I know I shouldn’t be blogging. There are a lot of work requirements due tomorrow at 9 in the morning (music much?) and I haven’t even gone halfway through it. I don’t know how I’m supposed to make it shorter or sweeter even. I know I have all the data at hand, but I just can’t bring myself to actually do it. To actually write about it. To actually be productive.
To be frank, I’m not usually like this. Though I have been a fan of procrastination for years now, I don’t let it affect my work. I do my part well and well ahead of time, but right now, I’m not doing anything. Well, I’ve been Googling Journey for the past hour and listening to their songs. I’ve been trying to understand how is Arnel Pineda different from Steve Perry, because when you listen closely, they pretty much sound the same, but what the heck right?
I guess one of the main reasons why I am so counterproductive in the past six days is because what I’m supposed to be producing is something that is completely against my nature. I don’t talk about numbers. I don’t talk about trending. I don’t talk about cash conversion cycles, I don’t talk about improved net sales, I don’t talk about ratios or estimates or conservative projections. I don’t talk about facts in such a technical manner. I just don’t. I tell stories, stories that lived in my head from five minutes to fifteen years. I talk about ambiguities, subtleties, sweet ironies and sarcasm and the joyful witticisms of everyday. That’s what I talk about. Not measures. Not fractions. Not growth. Not all those. Not one of those.
Now, don’t think that I am ungrateful; everyday, I learn something new. Everyday, I am given new knowledge and that is something I am very thankful for. The knowledge comes for free and when I do learn it, I get rewarded by being paid for it. Nothing can beat that kind of exchange. But everyday, I become more afraid of losing myself. What I do — even if it is for the betterment of my intellectual being, even if its goal is to uplift the Filipino’s quality of life — is becoming me. I am becoming too rational. I am becoming too technical. And I don’t feel like me. At least, not as much as six months ago.
I can’t be abstract here. I can’t be weird. I can’t even dress according to my liking. My wardrobe has been limited to block colors and grays. Though these colors (for me) are much more preferable than the staple black, it still feels like makeup — something to cover the surface. Unfortunately, I sleep with makeup sometimes, so it gets under my skin in the morning. It’s just like that — I do it so often, it gets under my skin.

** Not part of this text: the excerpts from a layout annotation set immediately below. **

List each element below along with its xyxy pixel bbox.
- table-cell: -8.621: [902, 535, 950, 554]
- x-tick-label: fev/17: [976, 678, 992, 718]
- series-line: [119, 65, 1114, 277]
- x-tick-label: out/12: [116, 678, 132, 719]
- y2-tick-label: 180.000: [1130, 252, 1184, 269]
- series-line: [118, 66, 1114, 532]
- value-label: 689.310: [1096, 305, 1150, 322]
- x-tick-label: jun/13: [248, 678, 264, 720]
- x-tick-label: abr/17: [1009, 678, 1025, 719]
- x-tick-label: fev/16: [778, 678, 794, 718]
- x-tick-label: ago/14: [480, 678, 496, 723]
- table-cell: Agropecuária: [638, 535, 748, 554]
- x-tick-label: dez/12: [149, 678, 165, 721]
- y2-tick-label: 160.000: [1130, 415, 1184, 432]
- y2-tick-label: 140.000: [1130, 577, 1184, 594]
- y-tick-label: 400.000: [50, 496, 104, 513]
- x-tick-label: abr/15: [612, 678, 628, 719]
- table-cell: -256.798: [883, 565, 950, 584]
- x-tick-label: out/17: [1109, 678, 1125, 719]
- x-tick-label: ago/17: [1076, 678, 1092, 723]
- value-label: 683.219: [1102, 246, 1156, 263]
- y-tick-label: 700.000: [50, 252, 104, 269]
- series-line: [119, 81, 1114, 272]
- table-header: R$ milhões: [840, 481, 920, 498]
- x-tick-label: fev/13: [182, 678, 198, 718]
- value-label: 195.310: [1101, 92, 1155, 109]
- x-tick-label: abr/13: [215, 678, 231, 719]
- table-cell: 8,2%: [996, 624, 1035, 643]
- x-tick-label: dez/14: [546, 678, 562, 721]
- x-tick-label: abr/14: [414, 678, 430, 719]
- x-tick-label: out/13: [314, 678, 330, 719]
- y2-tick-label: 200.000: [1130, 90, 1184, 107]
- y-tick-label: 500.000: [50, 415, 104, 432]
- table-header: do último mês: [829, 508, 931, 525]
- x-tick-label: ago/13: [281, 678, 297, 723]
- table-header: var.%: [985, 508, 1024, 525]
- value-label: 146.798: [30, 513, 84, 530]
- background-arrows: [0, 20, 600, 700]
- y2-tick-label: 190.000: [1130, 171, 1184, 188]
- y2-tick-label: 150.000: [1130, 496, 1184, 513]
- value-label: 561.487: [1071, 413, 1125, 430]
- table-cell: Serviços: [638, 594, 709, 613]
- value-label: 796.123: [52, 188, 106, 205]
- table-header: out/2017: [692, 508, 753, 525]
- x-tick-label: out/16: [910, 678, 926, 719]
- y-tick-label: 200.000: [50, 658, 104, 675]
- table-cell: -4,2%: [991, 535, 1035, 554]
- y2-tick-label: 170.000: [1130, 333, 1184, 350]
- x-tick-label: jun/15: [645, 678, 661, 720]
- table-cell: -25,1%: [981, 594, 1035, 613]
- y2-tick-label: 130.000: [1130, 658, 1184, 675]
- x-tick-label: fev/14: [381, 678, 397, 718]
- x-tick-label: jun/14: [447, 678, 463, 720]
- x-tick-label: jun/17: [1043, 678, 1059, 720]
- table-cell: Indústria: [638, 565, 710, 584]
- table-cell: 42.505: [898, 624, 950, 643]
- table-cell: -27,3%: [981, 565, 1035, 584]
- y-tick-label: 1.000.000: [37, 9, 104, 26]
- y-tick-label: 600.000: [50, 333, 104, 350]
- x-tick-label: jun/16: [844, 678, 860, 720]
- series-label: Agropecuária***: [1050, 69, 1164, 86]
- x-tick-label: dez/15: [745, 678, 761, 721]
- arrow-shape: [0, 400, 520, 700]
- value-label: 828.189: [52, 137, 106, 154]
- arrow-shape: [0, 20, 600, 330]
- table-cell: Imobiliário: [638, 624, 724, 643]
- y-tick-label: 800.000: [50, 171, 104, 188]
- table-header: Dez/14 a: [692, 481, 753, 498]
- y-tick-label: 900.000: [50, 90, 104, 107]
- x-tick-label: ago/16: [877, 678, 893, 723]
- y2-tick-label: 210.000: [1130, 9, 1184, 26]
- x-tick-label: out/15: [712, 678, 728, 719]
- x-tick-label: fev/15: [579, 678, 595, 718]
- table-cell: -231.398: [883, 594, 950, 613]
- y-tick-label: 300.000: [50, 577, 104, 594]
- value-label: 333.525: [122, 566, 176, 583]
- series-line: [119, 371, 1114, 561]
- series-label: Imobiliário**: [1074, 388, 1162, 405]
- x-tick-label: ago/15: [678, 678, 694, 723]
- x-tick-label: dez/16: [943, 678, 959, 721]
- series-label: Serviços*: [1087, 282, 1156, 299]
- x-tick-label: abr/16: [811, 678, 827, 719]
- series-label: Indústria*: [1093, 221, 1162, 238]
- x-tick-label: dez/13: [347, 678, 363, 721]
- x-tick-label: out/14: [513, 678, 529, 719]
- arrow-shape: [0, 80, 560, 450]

I don’t want to be this, but I want to secure my future. I want to be able to provide for myself and not have to wait till I’m married to get the things that I want for myself. I want to be able to give my kids a future that they deserve. I want to be able to give my parents a trip to Europe. I want to be able to set an example to my brothers. And these daily lessons, these researches, dissertations, critique papers, projections, statements and estimations…. all these will get me there.
I just hope I find a much better way to do all that and still keep the me that I love so much.